Grands absents de cette section : les terminaux et les systèmes d'exploitation. Alors que l'on prétend donner à l'utilisateur les moyens de maîtriser sa vie numérique, ce sont deux manques coupables. Sans un terminal qui fait ce que veut l'utilisateur, et uniquement ce qu'il veut, où sera la confiance ? La sortie de Windows 10 est venue rappelée que de "vieilles" questions ne sont toujours pas résolues, que les systèmes d'exploitation propriétaires sont toujours aussi problématiques et qu'il faut ou des garde-fous législatifs (très) puissants ou développer l'utilisation de systèmes dits "libres", à base de logiciels libres.

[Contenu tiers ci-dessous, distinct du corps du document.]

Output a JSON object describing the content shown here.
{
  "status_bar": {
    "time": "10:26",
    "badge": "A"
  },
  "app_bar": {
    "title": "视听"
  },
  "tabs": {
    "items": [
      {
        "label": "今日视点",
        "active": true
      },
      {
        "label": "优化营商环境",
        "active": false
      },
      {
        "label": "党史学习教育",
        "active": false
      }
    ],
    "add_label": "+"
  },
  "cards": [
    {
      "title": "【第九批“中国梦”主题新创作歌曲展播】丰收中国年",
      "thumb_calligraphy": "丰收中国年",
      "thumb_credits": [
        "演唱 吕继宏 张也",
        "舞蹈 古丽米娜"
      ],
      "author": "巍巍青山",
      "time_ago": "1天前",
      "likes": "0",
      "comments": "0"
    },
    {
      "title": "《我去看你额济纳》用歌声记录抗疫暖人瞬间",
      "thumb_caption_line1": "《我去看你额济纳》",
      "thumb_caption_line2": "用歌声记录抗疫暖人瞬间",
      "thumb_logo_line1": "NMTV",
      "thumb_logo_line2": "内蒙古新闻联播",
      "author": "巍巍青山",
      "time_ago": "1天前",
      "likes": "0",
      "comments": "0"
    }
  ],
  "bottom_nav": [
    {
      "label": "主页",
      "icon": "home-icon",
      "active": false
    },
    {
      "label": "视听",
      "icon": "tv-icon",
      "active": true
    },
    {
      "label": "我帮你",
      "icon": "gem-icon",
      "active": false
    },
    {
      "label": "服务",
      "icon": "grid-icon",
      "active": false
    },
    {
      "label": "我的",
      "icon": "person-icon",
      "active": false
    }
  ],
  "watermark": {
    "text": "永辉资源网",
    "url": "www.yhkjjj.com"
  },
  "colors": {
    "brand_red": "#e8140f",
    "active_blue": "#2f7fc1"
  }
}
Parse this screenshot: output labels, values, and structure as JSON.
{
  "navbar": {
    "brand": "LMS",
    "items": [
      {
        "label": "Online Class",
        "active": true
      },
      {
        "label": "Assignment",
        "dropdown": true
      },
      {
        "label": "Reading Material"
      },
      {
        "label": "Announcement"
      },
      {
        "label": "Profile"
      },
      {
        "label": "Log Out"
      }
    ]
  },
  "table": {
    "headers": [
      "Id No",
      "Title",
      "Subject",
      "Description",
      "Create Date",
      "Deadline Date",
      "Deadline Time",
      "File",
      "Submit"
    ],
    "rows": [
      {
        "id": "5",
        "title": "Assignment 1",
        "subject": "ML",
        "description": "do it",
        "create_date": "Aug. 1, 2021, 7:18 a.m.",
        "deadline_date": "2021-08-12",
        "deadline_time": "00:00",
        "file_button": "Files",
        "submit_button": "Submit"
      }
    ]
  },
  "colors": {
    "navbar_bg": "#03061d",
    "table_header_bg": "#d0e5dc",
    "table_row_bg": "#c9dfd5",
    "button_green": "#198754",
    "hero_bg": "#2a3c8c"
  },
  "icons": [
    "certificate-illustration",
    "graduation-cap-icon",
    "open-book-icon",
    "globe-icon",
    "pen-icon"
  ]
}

Protection des données à caractère personnel

C'est probablement la section la plus convaincante de ce projet de loi. Ses articles, de 16 à 20, étendent les prérogatives de la CNIL, facilitent en partie ses missions, protègent mieux les mineurs et organisent mieux la "mort numérique".

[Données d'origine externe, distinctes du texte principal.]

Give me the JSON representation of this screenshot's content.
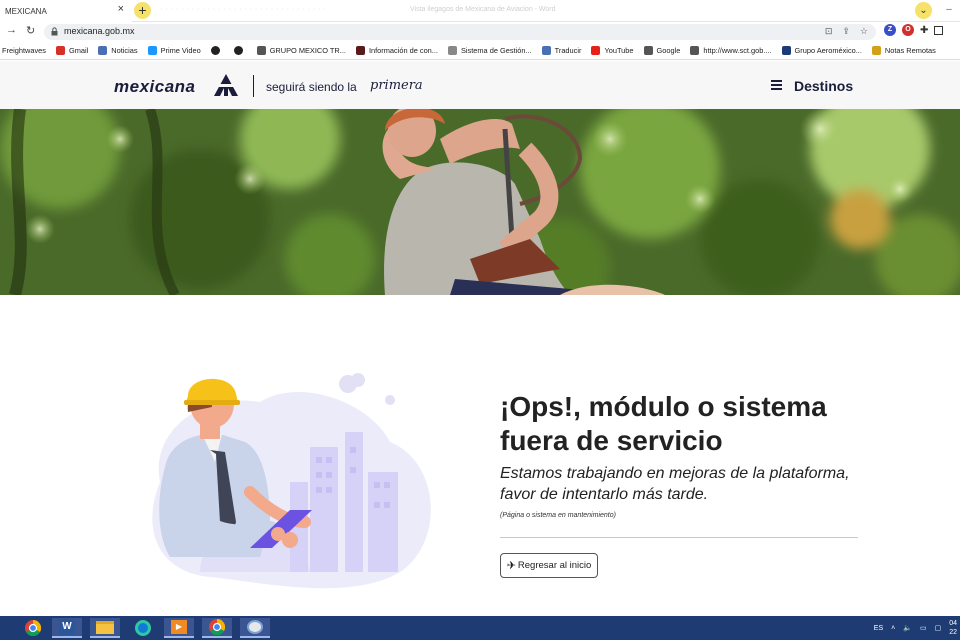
{
  "browser": {
    "tab_title": "MEXICANA",
    "tab_close": "×",
    "new_tab": "+",
    "ghost_tabs": "· · · · · · · · · · · · · · · · · · · · · · · · · · · · · · · ·",
    "window_title": "Vista ilegagos de Mexicana de Aviacion - Word",
    "url": "mexicana.gob.mx",
    "bookmarks": [
      {
        "label": "Freightwaves",
        "icon": "none",
        "color": ""
      },
      {
        "label": "Gmail",
        "icon": "gmail-icon",
        "color": "#d93025"
      },
      {
        "label": "Noticias",
        "icon": "news-icon",
        "color": "#4a6fb5"
      },
      {
        "label": "Prime Video",
        "icon": "prime-video-icon",
        "color": "#1a98ff"
      },
      {
        "label": "",
        "icon": "globe-icon",
        "color": "#222222"
      },
      {
        "label": "",
        "icon": "globe-icon",
        "color": "#222222"
      },
      {
        "label": "GRUPO MEXICO TR...",
        "icon": "google-g-icon",
        "color": "#555555"
      },
      {
        "label": "Información de con...",
        "icon": "info-site-icon",
        "color": "#5a1a1a"
      },
      {
        "label": "Sistema de Gestión...",
        "icon": "system-icon",
        "color": "#888888"
      },
      {
        "label": "Traducir",
        "icon": "translate-icon",
        "color": "#4a6fb5"
      },
      {
        "label": "YouTube",
        "icon": "youtube-icon",
        "color": "#e62117"
      },
      {
        "label": "Google",
        "icon": "google-g-icon",
        "color": "#555555"
      },
      {
        "label": "http://www.sct.gob....",
        "icon": "google-g-icon",
        "color": "#555555"
      },
      {
        "label": "Grupo Aeroméxico...",
        "icon": "aeromexico-icon",
        "color": "#1a3a7a"
      },
      {
        "label": "Notas Remotas",
        "icon": "notes-icon",
        "color": "#d4a017"
      }
    ]
  },
  "site": {
    "logo_word": "mexicana",
    "tagline": "seguirá siendo la",
    "tagline_script": "primera",
    "nav_label": "Destinos"
  },
  "content": {
    "headline": "¡Ops!, módulo o sistema fuera de servicio",
    "subline": "Estamos trabajando en mejoras de la plataforma, favor de intentarlo más tarde.",
    "note": "(Página o sistema en mantenimiento)",
    "back_button": "Regresar al inicio"
  },
  "taskbar": {
    "lang": "ES",
    "time": "04",
    "date": "22"
  },
  "colors": {
    "brand_navy": "#1a1e3a",
    "helmet_yellow": "#f6c21a",
    "tablet_purple": "#6c52e0",
    "taskbar": "#1f3b74"
  }
}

Secret des correspondances numériques

C'est le côté LOL de ce projet de loi. Après avoir autorisé l'écoute de toutes nos communications par les services spéciaux, le gouvernement veut se montrer préoccupé avec cet article 22 du respect du secret de nos correspondances numériques... Hem...

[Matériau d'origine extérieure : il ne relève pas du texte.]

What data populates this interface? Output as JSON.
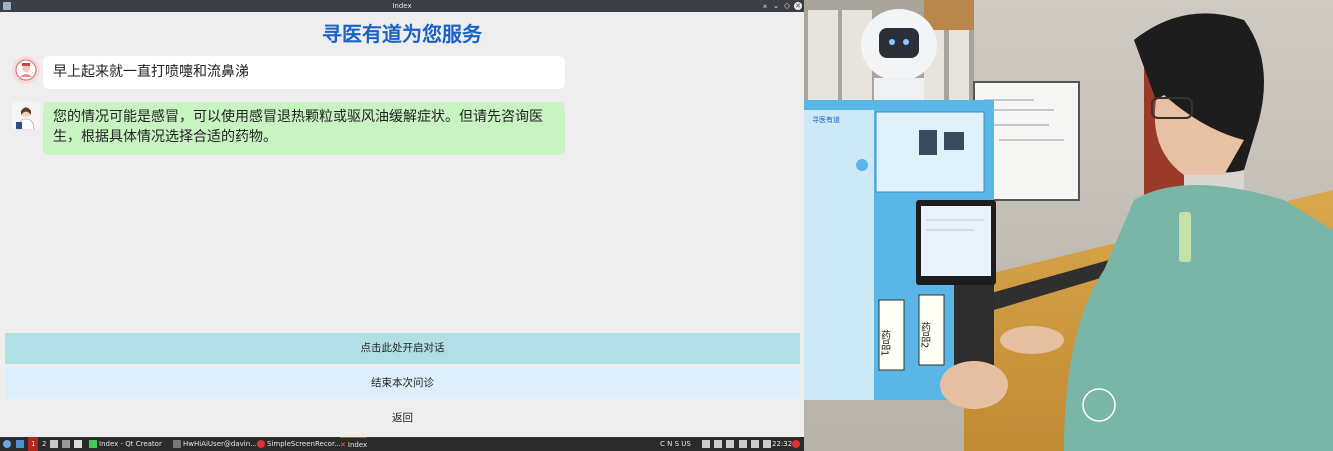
{
  "window": {
    "title": "Index"
  },
  "app": {
    "page_title": "寻医有道为您服务"
  },
  "chat": {
    "user_message": "早上起来就一直打喷嚏和流鼻涕",
    "bot_message": "您的情况可能是感冒，可以使用感冒退热颗粒或驱风油缓解症状。但请先咨询医生，根据具体情况选择合适的药物。"
  },
  "buttons": {
    "start_dialog": "点击此处开启对话",
    "end_consult": "结束本次问诊",
    "back": "返回"
  },
  "taskbar": {
    "workspace_1": "1",
    "workspace_2": "2",
    "task_qtcreator": "Index - Qt Creator",
    "task_terminal": "HwHiAiUser@davin...",
    "task_recorder": "SimpleScreenRecor...",
    "task_index": "Index",
    "locale_indicator": "C N S  US",
    "clock": "22:32"
  },
  "photo": {
    "kiosk_header": "寻医有道",
    "drawer_label_1": "药品1",
    "drawer_label_2": "药品2"
  },
  "colors": {
    "title_blue": "#1a63c4",
    "user_bubble": "#ffffff",
    "bot_bubble": "#c7f4c1",
    "start_button": "#b0e0e6",
    "end_button": "#ddeefb"
  }
}
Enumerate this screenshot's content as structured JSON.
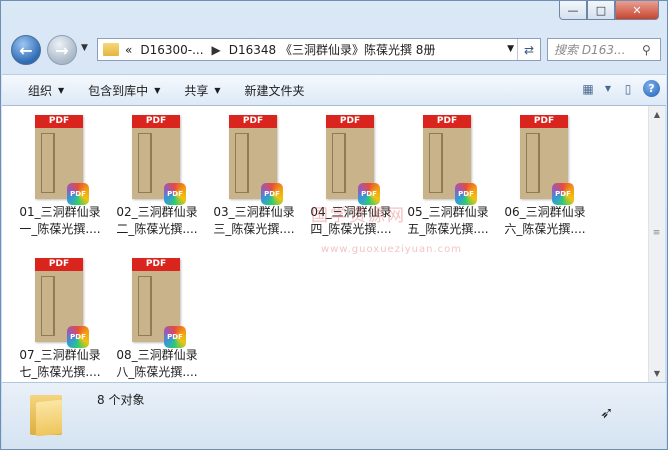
{
  "window": {
    "controls": {
      "minimize": "—",
      "maximize": "□",
      "close": "✕"
    }
  },
  "nav": {
    "breadcrumb_overflow": "«",
    "breadcrumb": [
      "D16300-...",
      "D16348 《三洞群仙录》陈葆光撰 8册"
    ],
    "search_placeholder": "搜索 D163..."
  },
  "toolbar": {
    "items": [
      "组织",
      "包含到库中",
      "共享",
      "新建文件夹"
    ]
  },
  "files": [
    {
      "line1": "01_三洞群仙录",
      "line2": "一_陈葆光撰...."
    },
    {
      "line1": "02_三洞群仙录",
      "line2": "二_陈葆光撰...."
    },
    {
      "line1": "03_三洞群仙录",
      "line2": "三_陈葆光撰...."
    },
    {
      "line1": "04_三洞群仙录",
      "line2": "四_陈葆光撰...."
    },
    {
      "line1": "05_三洞群仙录",
      "line2": "五_陈葆光撰...."
    },
    {
      "line1": "06_三洞群仙录",
      "line2": "六_陈葆光撰...."
    },
    {
      "line1": "07_三洞群仙录",
      "line2": "七_陈葆光撰...."
    },
    {
      "line1": "08_三洞群仙录",
      "line2": "八_陈葆光撰...."
    }
  ],
  "file_icon": {
    "band": "PDF",
    "badge": "PDF"
  },
  "status": {
    "count_text": "8 个对象"
  },
  "watermark": {
    "text": "国学资源网",
    "url": "www.guoxueziyuan.com"
  }
}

C'est un des articles plus radicaux de ce projet de loi. S'il est adopté en l'état, GMail, le service de courrier électronique de Google, me semble illégal en France, ni plus ni moins.

Comment être contre ? Pour ma part, je n'ai utilisé GMail que rarement, contraint et forcé. Précisément parce que je ne veux pas que l'on analyse mes mails, même uniquement pour m'envoyer de la pub et que je suis prêt à payer pour cela. De même, je ne lis pas la "presse" gratuite dans le métro. J'achète le Canard Enchaîné toutes les semaines, souvent Alternatives économiques, etc. Pour autant, il ne me viendrait pas à l'esprit d'interdire ces "journaux" (au contenu souvent bien pauvre) distribué gratuitement. Et il ne me viendrait pas non plus à l'idée d'interdire GMail. Je continuerai d'expliquer qu'il vaut mieux dépenser un peu plus et faire autrement, comme pour nombre de services. Mais si quelqu'un d'autre fait un arbitrage différent, libre à lui... La situation est bien différente d'avec les services spéciaux, qui ont désormais carte blanche pour nous écouter, qu'on le veuille ou non.

Accessibilité

L'article 29 est un (petit) pas en avant en matière d'accessibilité des sites. Devra désormais obligatoirement être indiqué le niveau d'accessibilité. Il invite à définir un schéma pluriannuel de mise en accessibilité. Là encore, alors que les travaux en la matière ne manquent pas, je trouve l'ambition un peu faiblarde, ce alors que l'enjeu est vraiment important pour le public cible. Alors que l'on traîne en tous les domaines de la patte sur l'accessibilité, une contrainte forte d'accessibilité à X années aurait été bien plus convaincante.

Maintien de la connexion

L'article 30 prévoit un maintien de l'accès à l'internet pour les plus pauvres. C'est évidemment positif, ce d'autant plus qu'on n'a pas utilisé ici de formules problématiques, comme "accès à internet minimal", qui tendrait à ne promettre qu'un accès bridé, non neutre, à ce public.

Conclusion

En conclusion, un texte non sans avancée, mais qui n'est pas à la hauteur de l'enjeu. Avec ce texte, l'essentiel de notre environnement numérique reste "en lecture seule". Les logiciels que nous utilisons, les outils de travail du plus grand nombre restent fermés, opaques. La surveillance de masse reste la règle, que ce soit pour chasser le "terroriste", ceux qui portent atteintes aux "intérêts de la nation") ou encore ceux qui échangent un film avec un copain. Les communs sont un truc résiduel, où l'on finit par tomber. Le seul vrai grand progrès est sur les données personnelles. Le reste est à désespérer de *cette* "république".